Date/Time: Thursday 9th June, 13.00-14.00
Venue: Baddiley-Clark Seminar Room, Ground Floor, Institute of Health and Society, Richardson Road, NE2 4AX
As areas such as Precision Medicine attract major investment in ‘big data’ approaches to healthcare, Professor Buchan will argue that health (care) systems cannot be optimised independently of the civic systems in which they operate. He will make Public Health links between the three principal components of the mission of the UK’s Farr Institute for Health Informatics Research, namely in: discovery science with large-scale integrated health records; population-based platforms for more frequent observation and more agile experimentation; and the feedback of actionable analytics into health systems. He will show the need for informatics to enable fuller understanding of the links between health and place, in discovery, in experimentation and in managing health systems. In particular, the challenges and opportunities of combining frequent, patient/citizen-derived information with infrequent clinical observations – tapping into the rhythms of disease/life for better health promotion and care. He will use practical examples from chronic disease management in the UK to show how ‘natural’ health systems covering 2-7m population, with deeply integrated health data, and interoperable analytics, might borrow strength from each other for better predictive modelling and surveillance. He will challenge the over-simple notion of precision medicine with a future scenario whereby a patient’s ‘health avatar’ might ‘refuse’ to integrate with a care provider’s care pathway. And he will posit that scarce and precious Public Health resources might scale more effectively as ‘digital agents’ in connected health regions/systems.
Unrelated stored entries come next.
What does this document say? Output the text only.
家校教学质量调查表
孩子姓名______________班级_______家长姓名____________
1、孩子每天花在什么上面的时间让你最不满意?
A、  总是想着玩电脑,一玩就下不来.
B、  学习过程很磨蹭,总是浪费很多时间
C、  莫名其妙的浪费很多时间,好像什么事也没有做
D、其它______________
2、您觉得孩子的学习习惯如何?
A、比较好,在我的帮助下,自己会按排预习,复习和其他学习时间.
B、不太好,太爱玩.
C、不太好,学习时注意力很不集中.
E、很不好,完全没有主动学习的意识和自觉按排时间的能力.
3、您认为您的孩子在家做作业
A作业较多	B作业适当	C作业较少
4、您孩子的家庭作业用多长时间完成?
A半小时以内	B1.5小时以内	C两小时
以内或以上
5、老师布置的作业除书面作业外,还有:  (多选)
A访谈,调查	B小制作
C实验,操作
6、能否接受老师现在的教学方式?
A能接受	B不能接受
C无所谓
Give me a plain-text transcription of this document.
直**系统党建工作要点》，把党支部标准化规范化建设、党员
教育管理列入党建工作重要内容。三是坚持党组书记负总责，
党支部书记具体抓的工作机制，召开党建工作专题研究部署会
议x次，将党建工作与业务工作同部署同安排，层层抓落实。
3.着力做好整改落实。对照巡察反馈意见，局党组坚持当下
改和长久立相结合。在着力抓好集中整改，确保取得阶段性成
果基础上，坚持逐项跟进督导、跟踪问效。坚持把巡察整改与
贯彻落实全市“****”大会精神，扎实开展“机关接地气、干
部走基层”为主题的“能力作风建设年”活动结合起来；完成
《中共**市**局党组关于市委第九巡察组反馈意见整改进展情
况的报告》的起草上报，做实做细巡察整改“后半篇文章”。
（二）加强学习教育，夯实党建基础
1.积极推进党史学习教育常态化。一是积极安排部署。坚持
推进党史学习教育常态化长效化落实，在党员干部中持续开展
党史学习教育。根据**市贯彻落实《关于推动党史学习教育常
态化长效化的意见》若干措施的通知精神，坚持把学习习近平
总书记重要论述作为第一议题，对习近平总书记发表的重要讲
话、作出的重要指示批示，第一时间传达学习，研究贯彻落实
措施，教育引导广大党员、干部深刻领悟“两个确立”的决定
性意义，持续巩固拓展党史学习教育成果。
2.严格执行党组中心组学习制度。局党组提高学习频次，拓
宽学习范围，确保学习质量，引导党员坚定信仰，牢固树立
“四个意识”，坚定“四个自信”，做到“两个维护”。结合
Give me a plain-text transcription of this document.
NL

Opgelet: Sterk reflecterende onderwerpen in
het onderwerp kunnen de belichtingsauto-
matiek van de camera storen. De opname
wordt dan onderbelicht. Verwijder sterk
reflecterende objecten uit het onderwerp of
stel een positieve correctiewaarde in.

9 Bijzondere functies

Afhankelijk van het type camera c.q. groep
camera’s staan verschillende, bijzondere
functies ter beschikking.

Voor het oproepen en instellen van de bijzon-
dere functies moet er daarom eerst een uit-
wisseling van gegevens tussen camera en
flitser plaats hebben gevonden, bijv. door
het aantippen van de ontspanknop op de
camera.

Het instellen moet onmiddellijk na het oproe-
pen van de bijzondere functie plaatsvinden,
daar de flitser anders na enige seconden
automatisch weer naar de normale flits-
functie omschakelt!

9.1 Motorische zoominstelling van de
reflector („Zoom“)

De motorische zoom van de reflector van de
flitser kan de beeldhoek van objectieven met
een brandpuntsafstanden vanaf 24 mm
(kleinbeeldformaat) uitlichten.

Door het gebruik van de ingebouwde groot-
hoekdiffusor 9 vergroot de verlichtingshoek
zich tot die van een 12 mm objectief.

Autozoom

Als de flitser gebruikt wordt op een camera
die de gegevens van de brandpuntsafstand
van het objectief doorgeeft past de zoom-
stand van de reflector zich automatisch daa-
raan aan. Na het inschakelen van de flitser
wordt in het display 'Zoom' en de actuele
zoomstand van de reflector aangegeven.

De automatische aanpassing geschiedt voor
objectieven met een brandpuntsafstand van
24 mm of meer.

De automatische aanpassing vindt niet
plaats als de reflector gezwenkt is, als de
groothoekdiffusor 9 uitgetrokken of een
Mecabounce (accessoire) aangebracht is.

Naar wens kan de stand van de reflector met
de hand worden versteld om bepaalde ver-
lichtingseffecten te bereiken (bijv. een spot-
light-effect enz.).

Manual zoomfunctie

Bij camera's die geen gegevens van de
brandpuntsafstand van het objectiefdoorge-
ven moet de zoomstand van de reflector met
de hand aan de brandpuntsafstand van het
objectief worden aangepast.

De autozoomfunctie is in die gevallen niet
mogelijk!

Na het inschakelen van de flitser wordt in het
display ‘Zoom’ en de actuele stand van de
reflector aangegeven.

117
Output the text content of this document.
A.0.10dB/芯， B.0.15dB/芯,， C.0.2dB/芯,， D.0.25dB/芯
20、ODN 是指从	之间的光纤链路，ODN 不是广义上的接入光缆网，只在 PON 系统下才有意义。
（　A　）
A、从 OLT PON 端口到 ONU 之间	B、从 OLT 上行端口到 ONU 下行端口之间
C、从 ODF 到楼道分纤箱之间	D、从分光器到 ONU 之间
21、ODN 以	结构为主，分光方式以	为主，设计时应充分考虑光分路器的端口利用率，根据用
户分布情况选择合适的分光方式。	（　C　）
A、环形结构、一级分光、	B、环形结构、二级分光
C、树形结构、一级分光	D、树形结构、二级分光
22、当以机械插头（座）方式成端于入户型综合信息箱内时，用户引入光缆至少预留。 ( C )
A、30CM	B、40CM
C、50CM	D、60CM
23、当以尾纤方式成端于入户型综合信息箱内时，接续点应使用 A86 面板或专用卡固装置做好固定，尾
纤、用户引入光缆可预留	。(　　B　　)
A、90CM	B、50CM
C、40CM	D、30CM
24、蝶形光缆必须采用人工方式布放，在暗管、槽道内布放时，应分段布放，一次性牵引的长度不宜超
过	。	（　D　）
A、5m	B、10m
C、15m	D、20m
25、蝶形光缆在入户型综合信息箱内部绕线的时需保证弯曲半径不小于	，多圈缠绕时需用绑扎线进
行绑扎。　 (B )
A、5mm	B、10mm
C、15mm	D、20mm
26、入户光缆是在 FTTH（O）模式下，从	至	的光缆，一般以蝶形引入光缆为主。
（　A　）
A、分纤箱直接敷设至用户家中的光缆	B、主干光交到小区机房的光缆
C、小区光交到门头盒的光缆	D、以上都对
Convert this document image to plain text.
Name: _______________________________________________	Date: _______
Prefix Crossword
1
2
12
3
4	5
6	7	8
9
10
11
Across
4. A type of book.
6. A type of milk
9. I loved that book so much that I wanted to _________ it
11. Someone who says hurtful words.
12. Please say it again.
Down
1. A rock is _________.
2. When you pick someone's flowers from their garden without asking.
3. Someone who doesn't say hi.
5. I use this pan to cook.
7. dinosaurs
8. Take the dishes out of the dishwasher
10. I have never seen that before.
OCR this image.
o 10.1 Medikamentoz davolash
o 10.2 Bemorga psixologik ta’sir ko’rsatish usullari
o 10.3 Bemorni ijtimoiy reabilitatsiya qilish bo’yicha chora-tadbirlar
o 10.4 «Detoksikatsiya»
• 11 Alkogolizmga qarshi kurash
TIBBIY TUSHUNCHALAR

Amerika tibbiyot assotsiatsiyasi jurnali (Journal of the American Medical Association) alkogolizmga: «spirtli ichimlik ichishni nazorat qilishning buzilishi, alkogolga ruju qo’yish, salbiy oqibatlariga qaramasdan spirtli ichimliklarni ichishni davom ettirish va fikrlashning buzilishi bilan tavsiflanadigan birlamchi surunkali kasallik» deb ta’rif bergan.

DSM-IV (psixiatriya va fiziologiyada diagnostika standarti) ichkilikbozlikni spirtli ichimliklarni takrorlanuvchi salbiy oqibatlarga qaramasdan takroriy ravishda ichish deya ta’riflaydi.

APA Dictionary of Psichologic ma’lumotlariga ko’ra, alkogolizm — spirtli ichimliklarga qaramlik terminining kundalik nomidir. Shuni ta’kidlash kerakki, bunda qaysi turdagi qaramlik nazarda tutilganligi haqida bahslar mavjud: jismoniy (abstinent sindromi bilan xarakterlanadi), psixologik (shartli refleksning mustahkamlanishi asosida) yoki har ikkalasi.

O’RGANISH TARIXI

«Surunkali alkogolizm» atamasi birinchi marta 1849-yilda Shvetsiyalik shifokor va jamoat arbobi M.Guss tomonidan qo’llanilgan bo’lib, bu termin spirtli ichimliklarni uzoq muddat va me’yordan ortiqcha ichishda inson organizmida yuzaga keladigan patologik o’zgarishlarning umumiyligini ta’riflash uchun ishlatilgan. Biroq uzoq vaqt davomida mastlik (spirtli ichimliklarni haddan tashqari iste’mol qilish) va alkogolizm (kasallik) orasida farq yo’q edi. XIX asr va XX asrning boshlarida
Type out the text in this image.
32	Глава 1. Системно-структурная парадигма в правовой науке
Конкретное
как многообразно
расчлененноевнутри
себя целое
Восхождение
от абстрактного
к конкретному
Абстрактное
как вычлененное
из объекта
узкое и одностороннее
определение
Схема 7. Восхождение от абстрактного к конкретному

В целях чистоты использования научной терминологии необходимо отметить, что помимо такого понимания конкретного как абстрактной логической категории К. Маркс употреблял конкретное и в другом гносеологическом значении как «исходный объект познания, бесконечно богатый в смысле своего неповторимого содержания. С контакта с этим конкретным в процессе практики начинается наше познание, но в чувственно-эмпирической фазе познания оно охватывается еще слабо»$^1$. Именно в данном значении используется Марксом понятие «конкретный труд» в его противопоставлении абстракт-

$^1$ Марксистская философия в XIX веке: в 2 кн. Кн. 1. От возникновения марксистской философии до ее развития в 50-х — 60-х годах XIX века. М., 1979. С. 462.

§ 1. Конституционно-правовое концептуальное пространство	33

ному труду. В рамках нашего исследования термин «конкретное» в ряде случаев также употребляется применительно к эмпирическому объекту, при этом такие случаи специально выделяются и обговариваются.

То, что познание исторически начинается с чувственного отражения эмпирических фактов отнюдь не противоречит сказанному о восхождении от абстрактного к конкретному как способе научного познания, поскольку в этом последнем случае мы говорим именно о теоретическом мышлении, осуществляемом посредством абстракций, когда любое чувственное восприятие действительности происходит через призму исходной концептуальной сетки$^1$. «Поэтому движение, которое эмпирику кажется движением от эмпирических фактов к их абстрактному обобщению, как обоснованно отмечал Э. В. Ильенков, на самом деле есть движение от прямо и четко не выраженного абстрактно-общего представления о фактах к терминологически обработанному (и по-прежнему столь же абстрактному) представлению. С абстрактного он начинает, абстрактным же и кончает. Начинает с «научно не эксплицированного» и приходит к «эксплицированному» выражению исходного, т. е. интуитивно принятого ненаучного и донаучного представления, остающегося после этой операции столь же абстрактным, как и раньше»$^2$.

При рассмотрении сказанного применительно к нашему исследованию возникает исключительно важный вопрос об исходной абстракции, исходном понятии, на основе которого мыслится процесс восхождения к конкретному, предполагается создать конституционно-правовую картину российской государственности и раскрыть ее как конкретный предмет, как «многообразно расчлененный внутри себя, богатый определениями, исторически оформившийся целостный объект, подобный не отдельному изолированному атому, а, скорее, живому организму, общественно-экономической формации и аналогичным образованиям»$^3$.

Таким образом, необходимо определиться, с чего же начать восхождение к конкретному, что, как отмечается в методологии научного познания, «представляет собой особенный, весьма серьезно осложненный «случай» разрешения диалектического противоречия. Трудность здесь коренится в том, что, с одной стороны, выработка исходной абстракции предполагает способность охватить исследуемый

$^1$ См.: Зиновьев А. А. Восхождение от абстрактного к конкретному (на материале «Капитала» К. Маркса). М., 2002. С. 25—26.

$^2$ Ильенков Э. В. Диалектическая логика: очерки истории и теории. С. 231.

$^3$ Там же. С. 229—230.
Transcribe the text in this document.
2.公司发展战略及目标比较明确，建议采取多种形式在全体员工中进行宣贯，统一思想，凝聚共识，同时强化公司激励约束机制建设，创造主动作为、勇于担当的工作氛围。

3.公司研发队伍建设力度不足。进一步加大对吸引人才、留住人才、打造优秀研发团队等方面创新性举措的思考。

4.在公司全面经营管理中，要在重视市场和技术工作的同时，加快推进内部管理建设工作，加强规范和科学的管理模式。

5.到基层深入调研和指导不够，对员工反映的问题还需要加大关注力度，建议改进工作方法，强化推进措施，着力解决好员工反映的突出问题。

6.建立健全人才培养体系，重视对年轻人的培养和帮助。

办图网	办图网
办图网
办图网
Iain Buchan is Professor in Public Health Informatics and leads the Centre for Health Informatics at the University of Manchester. He directs the MRC Health eResearch Centre of the UK’s Farr Institute for Health Informatics Research (http://www.herc.ac.uk/) and originated the Connected Health Cities UK network of learning health systems. He holds qualifications in Clinical Medicine, Pharmacology, Biostatistics, Public Health and Health Informatics, and leads a multi-disciplinary team developing and applying health data science methodology. He also writes software (e.g.http://www.statsdirect.com/). Internationally, he is a Fellow of the American College of Medical Informatics and works through WHO, IMIA and other networks towards toward a future of more globally interoperable modelling with large-scale health data - for discovery science, for actionable analytics in health systems, and for citizen-driven healthcare.